ビシネスライク
ソニアはマスターを終了して、働き始めた。子育てしながら、ありったけの時間をこれ以上は無理!と言う程、有効に使っている。家事はアウトソーシング。
クライエントの問題も、迅速に的確に、そしてクライエントが幸せになれる方向に向けて解決していった。同僚と共にアイデアを出しながら、親身に仕事をこなしていた。
会社が傾き始め、将来の見通しがつかないから退職する同僚もいた。彼らの分の仕事もソニアとリリーは意欲的にこなした。
社長はとてもいい人だ。ソニアが離婚してシングルマザーになった時も、子育てと両立できるよう配慮した。部下のソニアに対して、社長目線の上下関係を築くことはない。ソニアの横に一緒に立ち、同じ高さの視点から模索する。「ソニアが幸せになれる仕事の方法」を、一緒に考えた。
リリーは、夢があった。そのリリーの資格取得のために、社長は方法を探した。学費を出し、リリーをサポートした。
「恩がある。」リリーは言った。「だから、私は、此処を去らない。最後まで、此処で仕事をする。」他の会社を探した方がいいのかもしれないと、不安にかられたソニアの迷いは、リリーのその強い意思に、消された。「だから、一緒に残りましょう!一緒に最後までやりましょう!」リリーは言った。
ソニアには、信頼している姉がいる。アメリカにいるから、不安な時、悩んだ時はすぐ電話をする。いつも彼女を励ましてくれる。ソニアは、リリーを姉妹のように感じていた。アメリカ在住の実姉と同じような。

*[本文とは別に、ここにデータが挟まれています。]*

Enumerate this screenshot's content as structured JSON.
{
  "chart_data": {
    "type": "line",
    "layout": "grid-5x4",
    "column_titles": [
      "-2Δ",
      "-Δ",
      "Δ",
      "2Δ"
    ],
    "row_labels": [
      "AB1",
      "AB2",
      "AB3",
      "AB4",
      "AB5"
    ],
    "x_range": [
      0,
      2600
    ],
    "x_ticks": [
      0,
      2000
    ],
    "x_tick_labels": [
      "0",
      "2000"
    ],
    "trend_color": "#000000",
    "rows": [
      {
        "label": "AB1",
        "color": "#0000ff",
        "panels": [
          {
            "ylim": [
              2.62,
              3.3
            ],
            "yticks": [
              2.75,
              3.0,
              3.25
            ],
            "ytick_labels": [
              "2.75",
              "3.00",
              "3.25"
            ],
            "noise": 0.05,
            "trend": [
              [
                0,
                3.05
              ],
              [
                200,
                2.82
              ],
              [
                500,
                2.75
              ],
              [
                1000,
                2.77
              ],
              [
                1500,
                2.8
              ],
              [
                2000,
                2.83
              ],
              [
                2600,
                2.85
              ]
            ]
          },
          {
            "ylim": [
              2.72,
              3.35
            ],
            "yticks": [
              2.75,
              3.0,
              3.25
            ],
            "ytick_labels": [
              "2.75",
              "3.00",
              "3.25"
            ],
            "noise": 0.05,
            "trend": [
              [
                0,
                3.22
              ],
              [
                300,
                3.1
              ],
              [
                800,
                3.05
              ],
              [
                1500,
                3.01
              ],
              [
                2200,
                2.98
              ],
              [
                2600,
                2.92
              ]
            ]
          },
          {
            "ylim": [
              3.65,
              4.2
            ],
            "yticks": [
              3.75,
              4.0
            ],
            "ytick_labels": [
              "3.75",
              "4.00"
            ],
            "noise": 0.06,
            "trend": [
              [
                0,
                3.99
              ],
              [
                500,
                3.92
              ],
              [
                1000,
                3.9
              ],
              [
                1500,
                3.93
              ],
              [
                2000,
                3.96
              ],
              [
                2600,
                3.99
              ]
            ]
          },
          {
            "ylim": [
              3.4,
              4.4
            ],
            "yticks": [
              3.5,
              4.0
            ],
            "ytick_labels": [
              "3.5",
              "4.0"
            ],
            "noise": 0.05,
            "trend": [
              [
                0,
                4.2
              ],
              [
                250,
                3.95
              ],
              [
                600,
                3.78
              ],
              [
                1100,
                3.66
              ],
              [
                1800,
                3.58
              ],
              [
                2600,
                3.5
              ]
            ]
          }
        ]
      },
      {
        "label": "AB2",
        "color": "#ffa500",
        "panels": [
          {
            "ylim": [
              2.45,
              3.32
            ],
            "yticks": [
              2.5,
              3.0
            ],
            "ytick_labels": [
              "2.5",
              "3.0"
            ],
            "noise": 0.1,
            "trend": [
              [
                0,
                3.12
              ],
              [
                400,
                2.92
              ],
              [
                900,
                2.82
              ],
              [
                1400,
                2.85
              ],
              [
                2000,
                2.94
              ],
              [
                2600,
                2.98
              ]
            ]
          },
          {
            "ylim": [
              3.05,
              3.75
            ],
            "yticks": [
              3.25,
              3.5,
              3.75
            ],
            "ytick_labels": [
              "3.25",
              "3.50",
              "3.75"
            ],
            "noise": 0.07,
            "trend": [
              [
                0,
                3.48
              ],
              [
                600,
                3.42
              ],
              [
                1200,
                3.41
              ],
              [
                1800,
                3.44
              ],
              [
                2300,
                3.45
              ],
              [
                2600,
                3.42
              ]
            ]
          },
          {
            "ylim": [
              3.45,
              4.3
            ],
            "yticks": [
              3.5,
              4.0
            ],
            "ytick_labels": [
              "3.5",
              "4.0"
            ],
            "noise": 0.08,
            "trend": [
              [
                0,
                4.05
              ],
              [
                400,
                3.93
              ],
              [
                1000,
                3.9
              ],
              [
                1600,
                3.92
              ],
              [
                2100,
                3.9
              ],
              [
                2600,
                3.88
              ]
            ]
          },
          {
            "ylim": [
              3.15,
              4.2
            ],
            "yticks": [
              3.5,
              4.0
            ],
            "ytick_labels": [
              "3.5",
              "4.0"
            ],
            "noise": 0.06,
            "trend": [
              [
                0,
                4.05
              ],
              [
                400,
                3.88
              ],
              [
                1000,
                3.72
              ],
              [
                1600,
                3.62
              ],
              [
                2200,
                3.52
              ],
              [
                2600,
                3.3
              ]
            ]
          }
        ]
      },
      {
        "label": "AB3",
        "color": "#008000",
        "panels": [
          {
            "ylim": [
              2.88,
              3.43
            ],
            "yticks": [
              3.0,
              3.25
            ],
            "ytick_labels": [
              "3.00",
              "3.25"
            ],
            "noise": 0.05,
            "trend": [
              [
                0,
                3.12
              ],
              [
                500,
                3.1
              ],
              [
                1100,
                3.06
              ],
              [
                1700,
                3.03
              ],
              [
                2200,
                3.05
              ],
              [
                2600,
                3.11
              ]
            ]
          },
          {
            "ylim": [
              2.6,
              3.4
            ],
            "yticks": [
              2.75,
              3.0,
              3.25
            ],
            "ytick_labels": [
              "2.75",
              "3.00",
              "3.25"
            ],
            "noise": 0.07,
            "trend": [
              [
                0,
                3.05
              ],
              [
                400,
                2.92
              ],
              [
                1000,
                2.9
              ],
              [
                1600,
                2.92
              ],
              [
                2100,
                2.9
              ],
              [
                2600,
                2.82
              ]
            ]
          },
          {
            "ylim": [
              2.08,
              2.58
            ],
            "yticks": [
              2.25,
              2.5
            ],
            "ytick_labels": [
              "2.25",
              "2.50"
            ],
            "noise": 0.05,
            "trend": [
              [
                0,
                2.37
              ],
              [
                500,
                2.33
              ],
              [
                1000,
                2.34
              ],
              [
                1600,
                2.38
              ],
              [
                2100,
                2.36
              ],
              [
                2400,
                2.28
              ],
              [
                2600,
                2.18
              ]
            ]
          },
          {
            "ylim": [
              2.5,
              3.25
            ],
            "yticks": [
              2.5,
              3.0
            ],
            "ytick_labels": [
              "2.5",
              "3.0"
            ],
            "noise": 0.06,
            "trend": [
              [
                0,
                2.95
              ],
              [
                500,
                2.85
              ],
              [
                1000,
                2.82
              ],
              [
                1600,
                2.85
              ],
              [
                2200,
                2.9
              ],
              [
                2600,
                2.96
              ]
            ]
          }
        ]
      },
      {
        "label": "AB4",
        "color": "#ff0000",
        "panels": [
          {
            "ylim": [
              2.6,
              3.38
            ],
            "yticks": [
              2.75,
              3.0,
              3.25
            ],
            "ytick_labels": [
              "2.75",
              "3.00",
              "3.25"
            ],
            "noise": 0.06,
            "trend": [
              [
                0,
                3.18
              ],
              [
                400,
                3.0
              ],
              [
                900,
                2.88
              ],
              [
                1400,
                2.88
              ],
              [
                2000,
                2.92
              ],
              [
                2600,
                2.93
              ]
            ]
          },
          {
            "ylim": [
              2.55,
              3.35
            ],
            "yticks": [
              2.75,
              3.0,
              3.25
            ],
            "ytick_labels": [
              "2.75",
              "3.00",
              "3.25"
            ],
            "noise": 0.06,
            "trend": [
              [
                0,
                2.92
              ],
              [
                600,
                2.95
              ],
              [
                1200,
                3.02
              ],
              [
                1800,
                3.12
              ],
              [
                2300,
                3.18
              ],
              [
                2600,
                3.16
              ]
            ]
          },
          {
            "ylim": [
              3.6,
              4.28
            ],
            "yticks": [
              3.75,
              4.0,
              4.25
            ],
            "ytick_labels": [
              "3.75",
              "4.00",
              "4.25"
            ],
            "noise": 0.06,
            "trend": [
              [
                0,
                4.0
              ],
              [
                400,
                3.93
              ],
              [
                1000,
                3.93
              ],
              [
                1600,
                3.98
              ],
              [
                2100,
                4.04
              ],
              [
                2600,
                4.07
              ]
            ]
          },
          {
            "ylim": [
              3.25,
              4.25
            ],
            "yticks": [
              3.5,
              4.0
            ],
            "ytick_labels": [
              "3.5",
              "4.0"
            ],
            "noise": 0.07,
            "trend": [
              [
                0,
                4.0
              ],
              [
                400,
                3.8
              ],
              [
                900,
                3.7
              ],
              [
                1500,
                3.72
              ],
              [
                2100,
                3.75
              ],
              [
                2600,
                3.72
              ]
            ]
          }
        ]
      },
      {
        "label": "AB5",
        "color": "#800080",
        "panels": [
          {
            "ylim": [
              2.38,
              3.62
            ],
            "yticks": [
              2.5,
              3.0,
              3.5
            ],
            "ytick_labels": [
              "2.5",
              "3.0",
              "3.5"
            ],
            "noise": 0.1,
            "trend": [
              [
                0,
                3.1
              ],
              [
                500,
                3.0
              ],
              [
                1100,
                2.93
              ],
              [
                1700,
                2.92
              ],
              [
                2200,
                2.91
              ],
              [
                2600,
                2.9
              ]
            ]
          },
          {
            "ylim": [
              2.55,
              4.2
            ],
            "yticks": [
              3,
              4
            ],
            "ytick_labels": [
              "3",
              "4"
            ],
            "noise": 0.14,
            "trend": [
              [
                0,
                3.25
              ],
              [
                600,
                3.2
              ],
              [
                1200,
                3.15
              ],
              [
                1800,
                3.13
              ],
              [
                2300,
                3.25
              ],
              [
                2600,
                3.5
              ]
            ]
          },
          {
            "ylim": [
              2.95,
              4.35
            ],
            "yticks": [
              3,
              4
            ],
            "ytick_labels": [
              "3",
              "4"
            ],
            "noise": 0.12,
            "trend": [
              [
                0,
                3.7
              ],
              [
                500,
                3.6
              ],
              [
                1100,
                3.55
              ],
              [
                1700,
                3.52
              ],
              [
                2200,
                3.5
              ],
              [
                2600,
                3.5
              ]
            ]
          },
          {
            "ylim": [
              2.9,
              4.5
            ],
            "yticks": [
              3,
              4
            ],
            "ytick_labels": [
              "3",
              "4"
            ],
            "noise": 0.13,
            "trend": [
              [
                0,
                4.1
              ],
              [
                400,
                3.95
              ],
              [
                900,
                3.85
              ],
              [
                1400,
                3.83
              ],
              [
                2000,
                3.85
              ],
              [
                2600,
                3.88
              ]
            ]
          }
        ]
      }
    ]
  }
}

リリーが、突然、1週間の休みを取った。病欠だった。休み明け「大丈夫?」と声を掛ける。「大丈夫よ!」と答えるが、それ以上は何も言わない。そして、会社を去った。転職したと、ソニアは後から社長から聞いた。
未だに彼女からの連絡はない。
専門職になればなる程、新しい職場を見つけるのは難しく、空いた席はすぐに埋められる。
美がある。徳がある。ソニアは、アジアで育ち、そういう感覚を大事にしている。リリーとその感覚を共有出来ていたと彼女は思っていた。彼女は思っていた。